Updated through 5/12.
"[R]arely [has] a filmmaker encouraged such active engagement with stillness," writes Michael Koresky at indieWIRE. "There may not be much radically new in Tsai's approach to camerawork and storytelling, yet the film's distinct naturalism feels worlds away from his previous, almost metaphysical stylization."
"Sleep Alone is a full pendulum swing from the garish watermelon porn of Tsai's previous The Wayward Cloud, and an equally unlikely metaphor for human connection," writes Mark Asch in the L Magazine.
For Matt Singer at IFC News, the film "falls in to the director's format of what could be termed 'brooding and canoodling.'"
Earlier: Fiona Ng and Johnny Ray Huston (San Francisco Bay Guardian); Chuck Stephens (Film Comment); Keith Uhlich (Slant); and "Venice.

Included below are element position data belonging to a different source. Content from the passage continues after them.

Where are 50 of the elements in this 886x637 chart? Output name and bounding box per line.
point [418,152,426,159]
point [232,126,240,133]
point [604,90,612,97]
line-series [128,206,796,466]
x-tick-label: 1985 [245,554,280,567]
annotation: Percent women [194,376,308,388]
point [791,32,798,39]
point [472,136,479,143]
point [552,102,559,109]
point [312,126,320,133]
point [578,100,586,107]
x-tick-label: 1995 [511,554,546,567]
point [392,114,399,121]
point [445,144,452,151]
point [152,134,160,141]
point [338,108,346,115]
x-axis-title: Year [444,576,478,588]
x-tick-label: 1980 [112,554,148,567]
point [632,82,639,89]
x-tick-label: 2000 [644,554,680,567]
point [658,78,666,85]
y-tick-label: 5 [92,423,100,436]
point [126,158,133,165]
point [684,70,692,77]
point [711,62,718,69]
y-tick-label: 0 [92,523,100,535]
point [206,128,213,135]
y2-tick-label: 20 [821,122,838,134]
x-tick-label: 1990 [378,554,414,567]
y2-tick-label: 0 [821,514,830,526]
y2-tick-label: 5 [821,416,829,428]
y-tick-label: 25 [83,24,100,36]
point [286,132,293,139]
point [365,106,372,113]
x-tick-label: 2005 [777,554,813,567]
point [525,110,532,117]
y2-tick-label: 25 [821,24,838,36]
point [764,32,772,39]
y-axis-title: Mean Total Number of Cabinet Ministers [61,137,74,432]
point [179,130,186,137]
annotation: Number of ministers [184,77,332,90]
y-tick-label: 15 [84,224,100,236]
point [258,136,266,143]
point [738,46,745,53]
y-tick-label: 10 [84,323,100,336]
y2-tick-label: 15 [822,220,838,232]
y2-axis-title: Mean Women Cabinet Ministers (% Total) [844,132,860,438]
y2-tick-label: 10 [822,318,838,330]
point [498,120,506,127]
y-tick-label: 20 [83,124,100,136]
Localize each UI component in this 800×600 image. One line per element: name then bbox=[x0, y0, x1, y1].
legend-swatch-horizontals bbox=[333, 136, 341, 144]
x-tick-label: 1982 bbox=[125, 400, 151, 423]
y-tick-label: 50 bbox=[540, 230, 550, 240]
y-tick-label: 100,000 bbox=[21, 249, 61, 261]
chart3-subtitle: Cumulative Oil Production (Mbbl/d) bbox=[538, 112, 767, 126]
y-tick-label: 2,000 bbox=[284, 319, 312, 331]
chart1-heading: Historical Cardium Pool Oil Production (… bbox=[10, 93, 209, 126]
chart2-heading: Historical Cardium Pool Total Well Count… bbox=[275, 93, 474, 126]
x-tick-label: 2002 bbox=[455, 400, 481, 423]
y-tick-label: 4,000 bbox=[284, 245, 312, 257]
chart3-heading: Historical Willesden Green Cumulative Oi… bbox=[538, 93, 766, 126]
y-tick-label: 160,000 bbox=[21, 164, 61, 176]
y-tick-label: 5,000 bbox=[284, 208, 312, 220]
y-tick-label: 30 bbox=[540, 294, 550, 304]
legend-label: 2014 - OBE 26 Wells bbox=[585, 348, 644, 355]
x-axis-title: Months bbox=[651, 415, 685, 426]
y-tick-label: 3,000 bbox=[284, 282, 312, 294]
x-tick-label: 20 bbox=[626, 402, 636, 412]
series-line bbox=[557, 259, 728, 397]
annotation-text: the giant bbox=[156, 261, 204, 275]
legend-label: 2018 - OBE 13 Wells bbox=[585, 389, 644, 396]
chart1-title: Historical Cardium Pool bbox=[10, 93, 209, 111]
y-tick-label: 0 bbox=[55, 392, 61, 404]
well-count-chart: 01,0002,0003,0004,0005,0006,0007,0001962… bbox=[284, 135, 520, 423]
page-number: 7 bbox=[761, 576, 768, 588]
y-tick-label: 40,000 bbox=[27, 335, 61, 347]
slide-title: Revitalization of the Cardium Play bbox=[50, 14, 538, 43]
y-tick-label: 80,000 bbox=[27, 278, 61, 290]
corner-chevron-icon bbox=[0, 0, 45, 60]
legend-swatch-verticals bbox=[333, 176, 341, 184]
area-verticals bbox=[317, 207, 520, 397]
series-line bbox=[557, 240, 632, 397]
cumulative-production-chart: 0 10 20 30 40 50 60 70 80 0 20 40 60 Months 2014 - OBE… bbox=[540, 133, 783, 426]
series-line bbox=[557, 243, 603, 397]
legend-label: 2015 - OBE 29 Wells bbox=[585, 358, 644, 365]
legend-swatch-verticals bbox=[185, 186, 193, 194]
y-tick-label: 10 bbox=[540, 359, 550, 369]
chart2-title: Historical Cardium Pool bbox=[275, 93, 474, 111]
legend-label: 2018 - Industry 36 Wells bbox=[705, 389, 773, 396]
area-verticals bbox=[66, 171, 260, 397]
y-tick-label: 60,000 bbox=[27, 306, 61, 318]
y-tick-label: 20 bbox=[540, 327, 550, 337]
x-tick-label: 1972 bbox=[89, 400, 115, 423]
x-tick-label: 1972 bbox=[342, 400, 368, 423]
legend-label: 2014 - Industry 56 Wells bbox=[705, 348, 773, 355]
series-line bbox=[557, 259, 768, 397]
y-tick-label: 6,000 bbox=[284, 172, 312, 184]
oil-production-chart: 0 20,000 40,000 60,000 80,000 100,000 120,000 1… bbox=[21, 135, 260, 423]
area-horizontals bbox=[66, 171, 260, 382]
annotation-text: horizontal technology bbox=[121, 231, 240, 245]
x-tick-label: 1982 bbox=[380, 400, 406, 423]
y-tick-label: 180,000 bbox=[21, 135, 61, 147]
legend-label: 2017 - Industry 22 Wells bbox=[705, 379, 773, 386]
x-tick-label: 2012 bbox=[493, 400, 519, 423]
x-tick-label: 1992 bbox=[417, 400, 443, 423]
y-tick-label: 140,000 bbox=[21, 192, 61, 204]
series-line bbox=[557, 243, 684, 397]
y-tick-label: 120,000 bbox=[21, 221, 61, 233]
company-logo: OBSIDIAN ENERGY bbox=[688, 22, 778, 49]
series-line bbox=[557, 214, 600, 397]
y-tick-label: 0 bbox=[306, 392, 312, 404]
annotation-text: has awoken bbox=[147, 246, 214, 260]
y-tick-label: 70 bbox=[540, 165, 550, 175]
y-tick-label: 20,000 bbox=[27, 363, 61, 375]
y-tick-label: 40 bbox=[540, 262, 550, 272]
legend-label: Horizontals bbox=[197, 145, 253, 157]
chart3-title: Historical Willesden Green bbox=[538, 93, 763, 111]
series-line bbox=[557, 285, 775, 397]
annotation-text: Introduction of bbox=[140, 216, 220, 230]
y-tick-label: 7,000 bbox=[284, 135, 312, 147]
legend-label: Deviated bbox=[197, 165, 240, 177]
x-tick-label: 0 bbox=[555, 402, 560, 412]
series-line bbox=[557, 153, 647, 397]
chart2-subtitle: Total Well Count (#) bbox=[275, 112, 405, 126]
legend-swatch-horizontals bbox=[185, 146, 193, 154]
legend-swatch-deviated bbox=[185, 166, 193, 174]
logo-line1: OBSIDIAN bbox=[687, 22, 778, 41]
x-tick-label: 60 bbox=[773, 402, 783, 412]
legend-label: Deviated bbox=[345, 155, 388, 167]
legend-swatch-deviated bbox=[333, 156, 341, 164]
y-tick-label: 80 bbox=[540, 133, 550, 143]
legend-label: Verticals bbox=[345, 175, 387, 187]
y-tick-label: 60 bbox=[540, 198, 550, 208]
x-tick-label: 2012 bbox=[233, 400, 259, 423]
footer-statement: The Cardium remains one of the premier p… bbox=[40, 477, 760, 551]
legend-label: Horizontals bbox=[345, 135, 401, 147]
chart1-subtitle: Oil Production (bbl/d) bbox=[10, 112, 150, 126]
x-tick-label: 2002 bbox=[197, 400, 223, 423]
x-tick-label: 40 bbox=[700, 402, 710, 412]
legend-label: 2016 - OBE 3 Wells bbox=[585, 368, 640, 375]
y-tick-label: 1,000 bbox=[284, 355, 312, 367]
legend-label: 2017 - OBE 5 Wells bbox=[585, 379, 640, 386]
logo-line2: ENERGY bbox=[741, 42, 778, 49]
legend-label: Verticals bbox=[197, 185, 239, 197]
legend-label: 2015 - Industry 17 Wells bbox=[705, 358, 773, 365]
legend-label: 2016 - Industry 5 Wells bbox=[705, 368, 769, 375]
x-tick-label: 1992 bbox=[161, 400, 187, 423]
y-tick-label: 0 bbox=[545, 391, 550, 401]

I Don't Want to Sleep Alone."
Update, 5/11: Akiva Gottlieb for Nerve: "All his totems are in place - crippling passivity, disease, flooded basements, incest, homoeroticism - and even if the story's oblique internal logic never quite bubbles to the surface (in the other words, if it makes little narrative sense on first viewing), Tsai often infuses even the darkest, dankest corners of this polyglot industrial wasteland with sublime beauty."
Update, 5/12: At Twitch, The Visitor reports that the film will be shown in Malaysia after all. In one theater. The two-week run is pretty much sold out, so Tsai, who's in Kuala Lumpur for a retrospective accompanying this event, is shooting for a third week.
Update, 5/14: Daniel Kasman:
[T]he setting and subject have made I Don't Want to Sleep Alone Tsai's least funny film. Not without its playfulness and deadpan jokes, the uprooted Malay setting serves for a far more morose, empty and searching film, one whose suffusion with the dripping evening heat, lumberingly slow bodily movement, and general languor serve out the dance between the immigrants in a kind of humid, sorrowful slow motion. This evocative, palpable atmosphere is unfortunately married to a very haphazard cinematic quality, as Tsai's reliance mostly on single-shot scenes and long takes means that if a certain composition does not work or the direction does not liven up the shot, an entire scene or series of scenes can pass by with a banality and emotionlessness that has been rare for the director.